They must not have paid much attention to West Virginia until now. With Chuck Schumer and other progressives desperate to get Joe Biden’s Build Back Better reconciliation spend-o-rama passed before Christmas, we have a full-court press on Manchin at the moment. The Washington Post pitches in with this weird “exposé” on Manchin’s finances that means, well … not much:
In Sen. Joe Manchin III’s hilly West Virginia home county, his family’s business has made millions by taking waste coal from long-abandoned mines and selling it to a power plant that emits air pollution at a higher rate than any other plant in the state.
That enterprise could have taken a hit under a key part of President Biden’s climate agenda, a $150 billion plan to push coal plants toward cleaner energy. One lawmaker, though, played a central role in killing that proposal: Manchin, who has earned hundreds of thousands of dollars annually from the family coal company while using his role as a Democratic swing vote in a 50-50 Senate to dictate Biden’s policies.
When pressed about whether he has a conflict of interest, Manchin bristles. “I have been in a blind trust for 20 years. I have no idea what they’re doing,” the senator told reporters in September, referring to his family’s coal firm. “You got a problem?”
But contrary to his public statements, documents filed by the senator show the blind trust is much too small to account for all his reported earnings from the coal company, as of his latest financial disclosure report, which covers 2020 and was filed in May. …
If Manchin’s coal interests are not in a blind trust, ethics experts said, it calls into question the impartiality of a senator who in October forced Biden to drop the plan in his Build Back Better bill to phase out the same kinds of coal plants that are key to his family company’s profitability.
Thank goodness for ethics experts. How long has Manchin been in the Senate, anyway? Did Chuck Schumer just discover that Manchin’s fortune comes in part from [checks notes] the industry that underpins the economy in West Virginia?
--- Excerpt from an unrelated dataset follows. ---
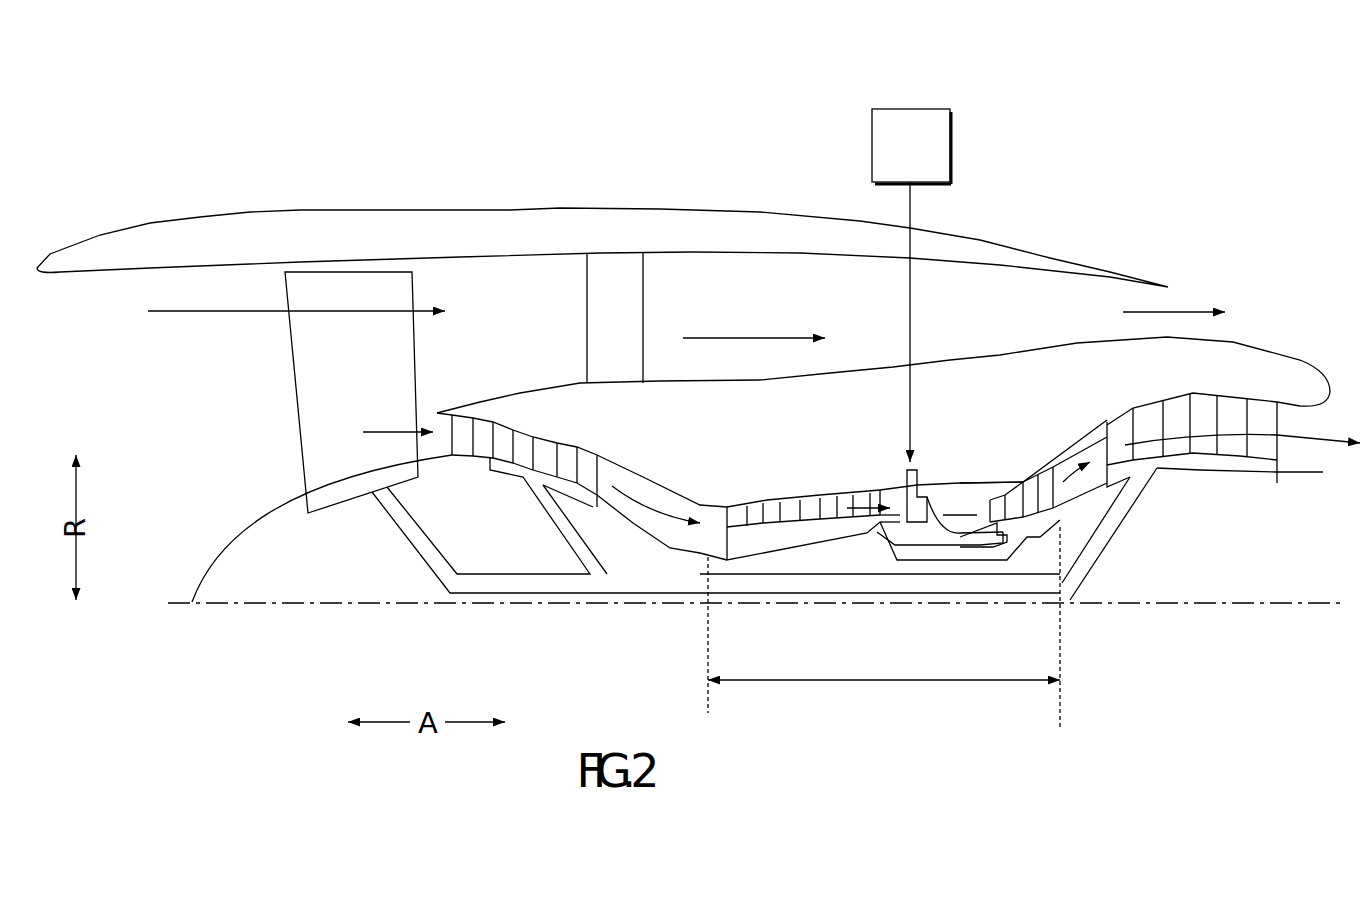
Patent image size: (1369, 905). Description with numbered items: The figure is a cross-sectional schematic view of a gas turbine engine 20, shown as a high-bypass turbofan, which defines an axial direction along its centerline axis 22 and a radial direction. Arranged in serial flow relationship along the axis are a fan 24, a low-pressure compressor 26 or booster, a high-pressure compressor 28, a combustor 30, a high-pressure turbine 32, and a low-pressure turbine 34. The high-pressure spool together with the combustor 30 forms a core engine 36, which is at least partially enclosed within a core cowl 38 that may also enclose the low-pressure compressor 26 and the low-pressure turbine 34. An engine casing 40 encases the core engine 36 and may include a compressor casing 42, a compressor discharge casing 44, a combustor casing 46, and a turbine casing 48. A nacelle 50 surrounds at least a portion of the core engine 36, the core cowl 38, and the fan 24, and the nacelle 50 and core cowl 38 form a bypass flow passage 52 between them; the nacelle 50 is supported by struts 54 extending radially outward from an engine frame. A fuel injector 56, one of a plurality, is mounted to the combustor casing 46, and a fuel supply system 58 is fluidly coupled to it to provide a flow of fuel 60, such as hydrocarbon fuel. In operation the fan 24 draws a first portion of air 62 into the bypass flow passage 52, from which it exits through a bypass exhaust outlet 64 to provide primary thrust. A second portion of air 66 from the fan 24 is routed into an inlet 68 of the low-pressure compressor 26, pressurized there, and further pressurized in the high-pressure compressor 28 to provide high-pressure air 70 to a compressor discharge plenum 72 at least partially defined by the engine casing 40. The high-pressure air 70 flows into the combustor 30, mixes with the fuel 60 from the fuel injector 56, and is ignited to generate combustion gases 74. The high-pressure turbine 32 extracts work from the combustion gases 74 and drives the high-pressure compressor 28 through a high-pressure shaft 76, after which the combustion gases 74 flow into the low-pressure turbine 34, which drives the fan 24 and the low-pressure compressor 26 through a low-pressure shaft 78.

The one that provides some measure of economic support for Manchin’s constituents? It seems pretty odd that the Washington Post waited over a decade to do a deep dive into Manchin’s interest in his state’s energy industries.
By the way, Manchin’s not required to be impartial on legislation, nor is any legislator. The act of voting on bills is an explicit act of partiality! In fact, he’s not required to have a blind trust in the first place:
It is legal for Manchin to make millions of dollars from his coal interests even as he chairs the Senate Energy and Natural Resources Committee and legislates on matters affecting the industry. That is because members of Congress are not required to divest their assets to avoid a potential industry conflict.
Senate rules prohibit members from using their position to pass legislation in which “the principal purpose” is to benefit themselves or family members. There is no evidence Manchin has taken action solely to benefit himself or the family company, though critics say that by killing the clean electricity provision in Biden’s agenda, he is helping all coal-related companies — potentially including Enersystems.
“His critics say” does a lot of lifting for the Post’s attempts to smear Manchin on this point. Senators aren’t presidents, and don’t have any authority to enforce laws — the reason blind trusts are traditional for executive office at the state and federal level. If Congress wants its members to divest assets or require blind trusts for “potential industry conflict,” they can jolly well regulate themselves in such a manner. However, since Congress likes to regulate everything, including monetary policy, where would members put their divested assets? And how many Senate Democrats have used a blind trust for all of their holdings? How many House Democrats?
The Post leveled this attack not because Manchin has done something corrupt, bit because Manchin won’t cast his vote for BBB and its budget gimmickry. The Washington Post is not really questioning his “impartiality”; they’re smearing him for not being sufficiently partisan. It’s a pathetic attempt to badger and intimidate Manchin, who must be laughing at the effort to paint him as someone who’s manipulating the system to defend an industry that generates so much economic activity for the voters he serves.